Back at the homestead we boil a monster pot of water with bay leaf and peppercorns and drop our friends in for 12-14 minutes. I leave them in a sink to cool down before the long task of cleaning and cracking and picking. There is an art to this and if you’re a newbie, you’ll want to google some instructions. At the end you’ll have a big pile of crab meat. I got about 30 crab balls out of six crabs. You do the math.
At last we make the cakes. But I said balls. What gives? I’ve discovered this year that I think I prefer a round crab cake in a ball over the traditional form. It looks better and the pent up steam inside billows as you cut into them. Moreover, the crust to crab ratio seems ideal. Here’s the drill:
In a large bowl toss your crabmeat gently (you don’t want to break it up too much so you get big hunks of claw meat in every bite) with enough good mayo and a little sour cream (this year I tried Greek Yogurt instead and it was AMAZING) to wet the crab but not drown it. Add a few dashes of worchestershire and tabasco (enough to taste but not overpower). Then some dijon mustard (a spoonful or more, depending on your preference, but again don’t overpower). Next throw in some chopped green onions, a lot of them – don’t be shy here. This is the best contrast flavor to the crab. If you are making more than a crab’s worth, I would add about an egg for every two crabs. The binding becomes necessary when cooking in quantity. Then, add some panko breadcrumbs, enough to give the batter some stick to it. It should hold it’s shape for frying. Salt and pepper to taste.
I like to use a butter and oil blend. Olive oil alone would be fine. Form the cakes into golf balls. Then roll them in panko to create a crust. Cook them over medium high flame until the brown and rotate them multiple times to get all sides brown. Handle them carefully as they will fall apart without much effort. Because you are cooking on multiple sides, as opposed to two with a traditional cake, I feel the insides cook better and have a steamy quality.

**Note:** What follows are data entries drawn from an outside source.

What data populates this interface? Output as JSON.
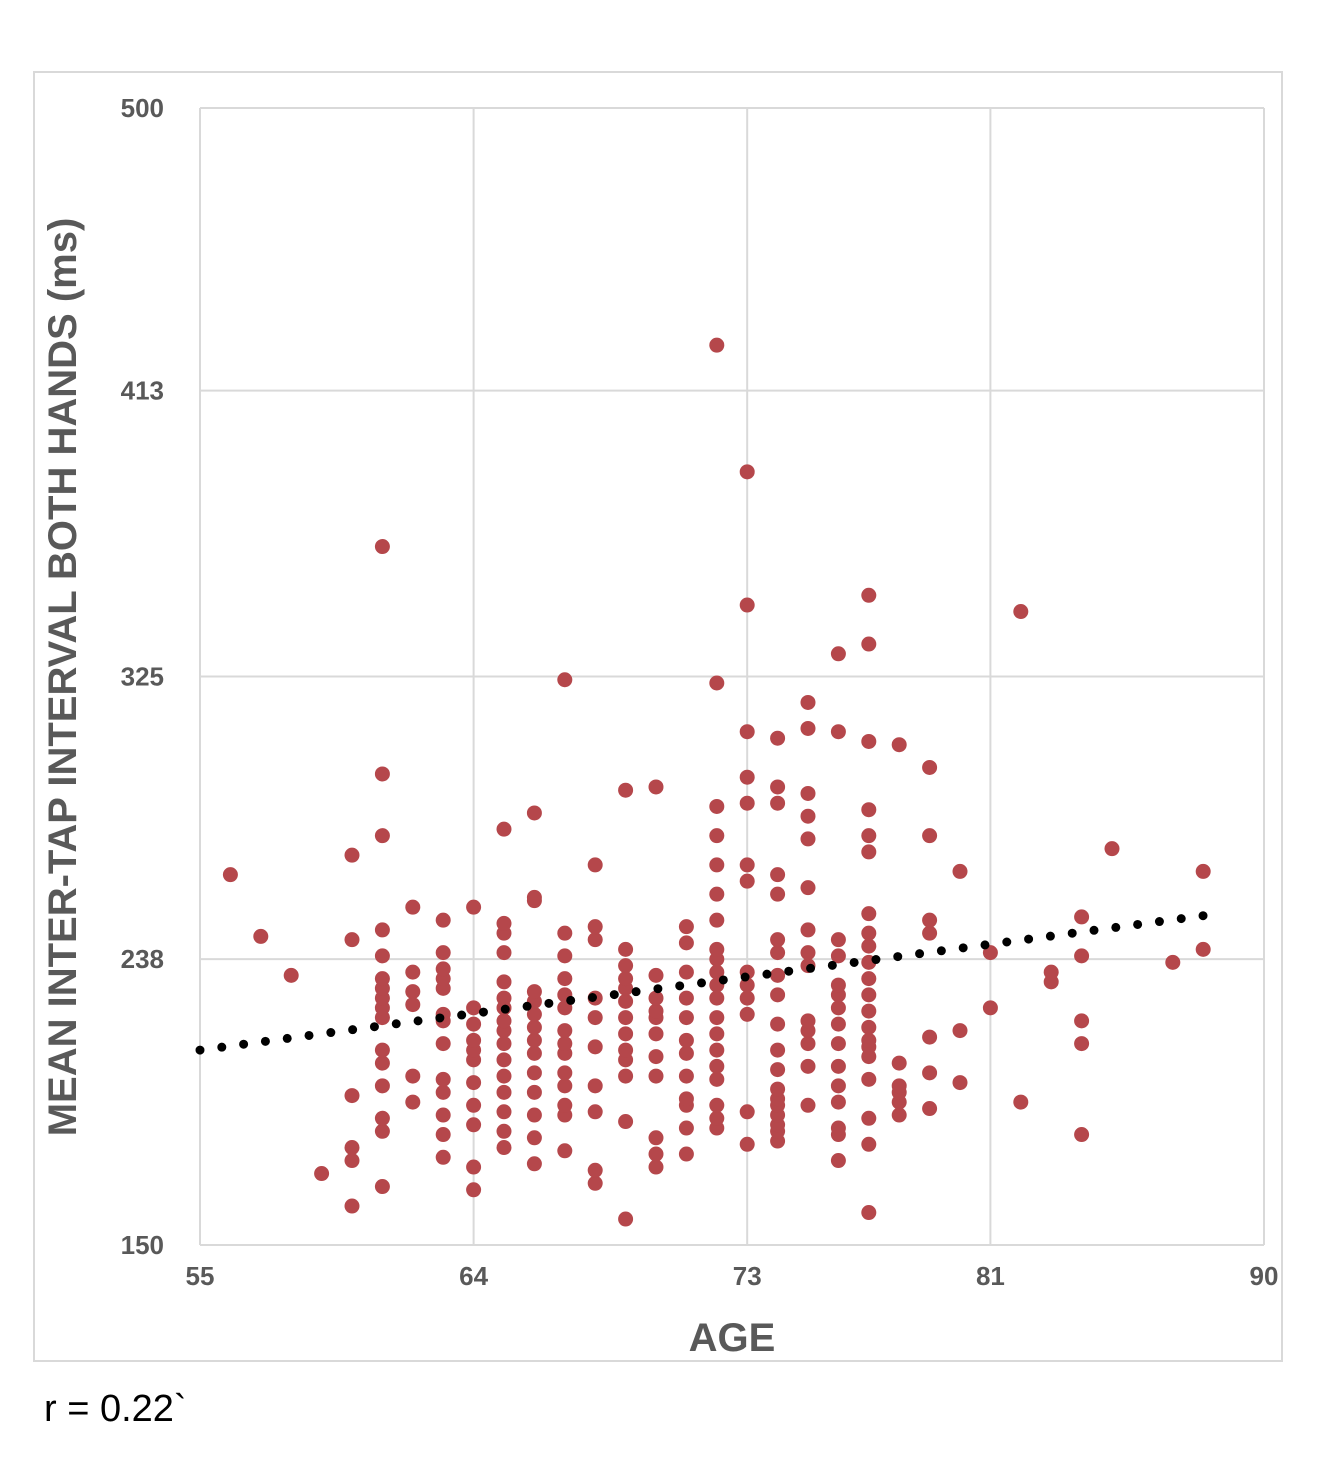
{
  "chart_data": {
    "type": "scatter",
    "title": "",
    "xlabel": "AGE",
    "ylabel": "MEAN INTER-TAP INTERVAL BOTH HANDS (ms)",
    "xlim": [
      55,
      90
    ],
    "ylim": [
      150,
      500
    ],
    "xticks": [
      "55",
      "64",
      "73",
      "81",
      "90"
    ],
    "yticks": [
      "500",
      "413",
      "325",
      "238",
      "150"
    ],
    "grid": true,
    "legend": "none",
    "colors": {
      "points": "#b5474b",
      "trendline": "#000000",
      "grid": "#d9d9d9",
      "text": "#595959"
    },
    "trendline": {
      "style": "dotted",
      "x": [
        55,
        88.5
      ],
      "y": [
        210,
        252
      ]
    },
    "points": [
      [
        56,
        264
      ],
      [
        57,
        245
      ],
      [
        58,
        233
      ],
      [
        59,
        172
      ],
      [
        60,
        162
      ],
      [
        60,
        176
      ],
      [
        60,
        180
      ],
      [
        60,
        196
      ],
      [
        60,
        244
      ],
      [
        60,
        270
      ],
      [
        61,
        168
      ],
      [
        61,
        185
      ],
      [
        61,
        189
      ],
      [
        61,
        199
      ],
      [
        61,
        206
      ],
      [
        61,
        210
      ],
      [
        61,
        220
      ],
      [
        61,
        223
      ],
      [
        61,
        226
      ],
      [
        61,
        229
      ],
      [
        61,
        232
      ],
      [
        61,
        239
      ],
      [
        61,
        247
      ],
      [
        61,
        276
      ],
      [
        61,
        295
      ],
      [
        61,
        365
      ],
      [
        62,
        194
      ],
      [
        62,
        202
      ],
      [
        62,
        224
      ],
      [
        62,
        228
      ],
      [
        62,
        234
      ],
      [
        62,
        254
      ],
      [
        63,
        177
      ],
      [
        63,
        184
      ],
      [
        63,
        190
      ],
      [
        63,
        197
      ],
      [
        63,
        201
      ],
      [
        63,
        212
      ],
      [
        63,
        219
      ],
      [
        63,
        221
      ],
      [
        63,
        229
      ],
      [
        63,
        232
      ],
      [
        63,
        235
      ],
      [
        63,
        240
      ],
      [
        63,
        250
      ],
      [
        64,
        167
      ],
      [
        64,
        174
      ],
      [
        64,
        187
      ],
      [
        64,
        193
      ],
      [
        64,
        200
      ],
      [
        64,
        207
      ],
      [
        64,
        210
      ],
      [
        64,
        213
      ],
      [
        64,
        218
      ],
      [
        64,
        223
      ],
      [
        64,
        254
      ],
      [
        65,
        180
      ],
      [
        65,
        185
      ],
      [
        65,
        191
      ],
      [
        65,
        197
      ],
      [
        65,
        202
      ],
      [
        65,
        207
      ],
      [
        65,
        212
      ],
      [
        65,
        216
      ],
      [
        65,
        219
      ],
      [
        65,
        223
      ],
      [
        65,
        226
      ],
      [
        65,
        231
      ],
      [
        65,
        240
      ],
      [
        65,
        246
      ],
      [
        65,
        249
      ],
      [
        65,
        278
      ],
      [
        66,
        175
      ],
      [
        66,
        183
      ],
      [
        66,
        190
      ],
      [
        66,
        197
      ],
      [
        66,
        203
      ],
      [
        66,
        209
      ],
      [
        66,
        213
      ],
      [
        66,
        217
      ],
      [
        66,
        221
      ],
      [
        66,
        225
      ],
      [
        66,
        228
      ],
      [
        66,
        256
      ],
      [
        66,
        257
      ],
      [
        66,
        283
      ],
      [
        67,
        179
      ],
      [
        67,
        190
      ],
      [
        67,
        193
      ],
      [
        67,
        199
      ],
      [
        67,
        203
      ],
      [
        67,
        209
      ],
      [
        67,
        212
      ],
      [
        67,
        216
      ],
      [
        67,
        223
      ],
      [
        67,
        227
      ],
      [
        67,
        232
      ],
      [
        67,
        239
      ],
      [
        67,
        246
      ],
      [
        67,
        324
      ],
      [
        68,
        169
      ],
      [
        68,
        173
      ],
      [
        68,
        191
      ],
      [
        68,
        199
      ],
      [
        68,
        211
      ],
      [
        68,
        220
      ],
      [
        68,
        226
      ],
      [
        68,
        244
      ],
      [
        68,
        248
      ],
      [
        68,
        267
      ],
      [
        69,
        158
      ],
      [
        69,
        188
      ],
      [
        69,
        202
      ],
      [
        69,
        207
      ],
      [
        69,
        210
      ],
      [
        69,
        215
      ],
      [
        69,
        220
      ],
      [
        69,
        225
      ],
      [
        69,
        229
      ],
      [
        69,
        232
      ],
      [
        69,
        236
      ],
      [
        69,
        241
      ],
      [
        69,
        290
      ],
      [
        70,
        174
      ],
      [
        70,
        178
      ],
      [
        70,
        183
      ],
      [
        70,
        202
      ],
      [
        70,
        208
      ],
      [
        70,
        215
      ],
      [
        70,
        220
      ],
      [
        70,
        222
      ],
      [
        70,
        226
      ],
      [
        70,
        233
      ],
      [
        70,
        291
      ],
      [
        71,
        178
      ],
      [
        71,
        186
      ],
      [
        71,
        193
      ],
      [
        71,
        195
      ],
      [
        71,
        202
      ],
      [
        71,
        209
      ],
      [
        71,
        213
      ],
      [
        71,
        220
      ],
      [
        71,
        226
      ],
      [
        71,
        234
      ],
      [
        71,
        243
      ],
      [
        71,
        248
      ],
      [
        72,
        186
      ],
      [
        72,
        189
      ],
      [
        72,
        193
      ],
      [
        72,
        201
      ],
      [
        72,
        205
      ],
      [
        72,
        210
      ],
      [
        72,
        215
      ],
      [
        72,
        220
      ],
      [
        72,
        226
      ],
      [
        72,
        230
      ],
      [
        72,
        234
      ],
      [
        72,
        238
      ],
      [
        72,
        241
      ],
      [
        72,
        250
      ],
      [
        72,
        258
      ],
      [
        72,
        267
      ],
      [
        72,
        276
      ],
      [
        72,
        285
      ],
      [
        72,
        323
      ],
      [
        72,
        427
      ],
      [
        73,
        181
      ],
      [
        73,
        191
      ],
      [
        73,
        221
      ],
      [
        73,
        226
      ],
      [
        73,
        230
      ],
      [
        73,
        234
      ],
      [
        73,
        262
      ],
      [
        73,
        267
      ],
      [
        73,
        286
      ],
      [
        73,
        294
      ],
      [
        73,
        308
      ],
      [
        73,
        347
      ],
      [
        73,
        388
      ],
      [
        74,
        182
      ],
      [
        74,
        185
      ],
      [
        74,
        187
      ],
      [
        74,
        190
      ],
      [
        74,
        193
      ],
      [
        74,
        195
      ],
      [
        74,
        198
      ],
      [
        74,
        204
      ],
      [
        74,
        210
      ],
      [
        74,
        218
      ],
      [
        74,
        227
      ],
      [
        74,
        233
      ],
      [
        74,
        240
      ],
      [
        74,
        244
      ],
      [
        74,
        258
      ],
      [
        74,
        264
      ],
      [
        74,
        286
      ],
      [
        74,
        291
      ],
      [
        74,
        306
      ],
      [
        75,
        193
      ],
      [
        75,
        205
      ],
      [
        75,
        212
      ],
      [
        75,
        216
      ],
      [
        75,
        219
      ],
      [
        75,
        236
      ],
      [
        75,
        240
      ],
      [
        75,
        247
      ],
      [
        75,
        260
      ],
      [
        75,
        275
      ],
      [
        75,
        282
      ],
      [
        75,
        289
      ],
      [
        75,
        309
      ],
      [
        75,
        317
      ],
      [
        76,
        176
      ],
      [
        76,
        184
      ],
      [
        76,
        186
      ],
      [
        76,
        194
      ],
      [
        76,
        199
      ],
      [
        76,
        205
      ],
      [
        76,
        212
      ],
      [
        76,
        218
      ],
      [
        76,
        223
      ],
      [
        76,
        227
      ],
      [
        76,
        230
      ],
      [
        76,
        239
      ],
      [
        76,
        244
      ],
      [
        76,
        308
      ],
      [
        76,
        332
      ],
      [
        77,
        160
      ],
      [
        77,
        181
      ],
      [
        77,
        189
      ],
      [
        77,
        201
      ],
      [
        77,
        208
      ],
      [
        77,
        211
      ],
      [
        77,
        213
      ],
      [
        77,
        217
      ],
      [
        77,
        222
      ],
      [
        77,
        227
      ],
      [
        77,
        232
      ],
      [
        77,
        237
      ],
      [
        77,
        242
      ],
      [
        77,
        246
      ],
      [
        77,
        252
      ],
      [
        77,
        271
      ],
      [
        77,
        276
      ],
      [
        77,
        284
      ],
      [
        77,
        305
      ],
      [
        77,
        335
      ],
      [
        77,
        350
      ],
      [
        78,
        190
      ],
      [
        78,
        194
      ],
      [
        78,
        197
      ],
      [
        78,
        199
      ],
      [
        78,
        206
      ],
      [
        78,
        304
      ],
      [
        79,
        192
      ],
      [
        79,
        203
      ],
      [
        79,
        214
      ],
      [
        79,
        246
      ],
      [
        79,
        250
      ],
      [
        79,
        276
      ],
      [
        79,
        297
      ],
      [
        80,
        200
      ],
      [
        80,
        216
      ],
      [
        80,
        265
      ],
      [
        81,
        223
      ],
      [
        81,
        240
      ],
      [
        82,
        194
      ],
      [
        82,
        345
      ],
      [
        83,
        231
      ],
      [
        83,
        234
      ],
      [
        84,
        184
      ],
      [
        84,
        212
      ],
      [
        84,
        219
      ],
      [
        84,
        239
      ],
      [
        84,
        251
      ],
      [
        85,
        272
      ],
      [
        87,
        237
      ],
      [
        88,
        241
      ],
      [
        88,
        265
      ]
    ]
  },
  "footnote": "r = 0.22`"
}
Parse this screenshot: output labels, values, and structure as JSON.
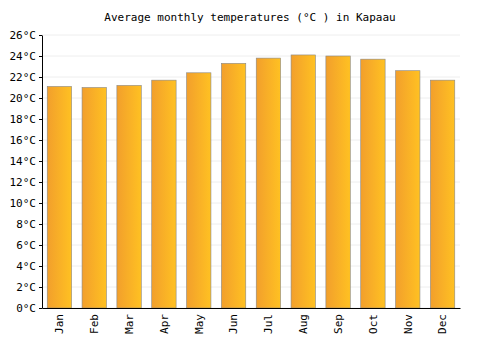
{
  "chart_data": {
    "type": "bar",
    "title": "Average monthly temperatures (°C ) in Kapaau",
    "categories": [
      "Jan",
      "Feb",
      "Mar",
      "Apr",
      "May",
      "Jun",
      "Jul",
      "Aug",
      "Sep",
      "Oct",
      "Nov",
      "Dec"
    ],
    "values": [
      21.1,
      21.0,
      21.2,
      21.7,
      22.4,
      23.3,
      23.8,
      24.1,
      24.0,
      23.7,
      22.6,
      21.7
    ],
    "color": "#ffa82e",
    "ylim": [
      0,
      26
    ],
    "yticks": [
      {
        "value": 0,
        "label": "0°C"
      },
      {
        "value": 2,
        "label": "2°C"
      },
      {
        "value": 4,
        "label": "4°C"
      },
      {
        "value": 6,
        "label": "6°C"
      },
      {
        "value": 8,
        "label": "8°C"
      },
      {
        "value": 10,
        "label": "10°C"
      },
      {
        "value": 12,
        "label": "12°C"
      },
      {
        "value": 14,
        "label": "14°C"
      },
      {
        "value": 16,
        "label": "16°C"
      },
      {
        "value": 18,
        "label": "18°C"
      },
      {
        "value": 20,
        "label": "20°C"
      },
      {
        "value": 22,
        "label": "22°C"
      },
      {
        "value": 24,
        "label": "24°C"
      },
      {
        "value": 26,
        "label": "26°C"
      }
    ],
    "grid": true
  }
}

I served this year’s cakes on a strip of pureed red pepper and horseradish sauce. You can do whatever suits you. Make sure to have a citrus (lemon or lime) wedge. Serve em hot. At least a half dozen of our guests this year said these were the best crab cakes they ever ate. It might have been the freshness. Perhaps the recipe is that good. Maybe they were just too damn drunk to know. So, the moral of the story is to serve tequila with your crab and you too might be the star of the night!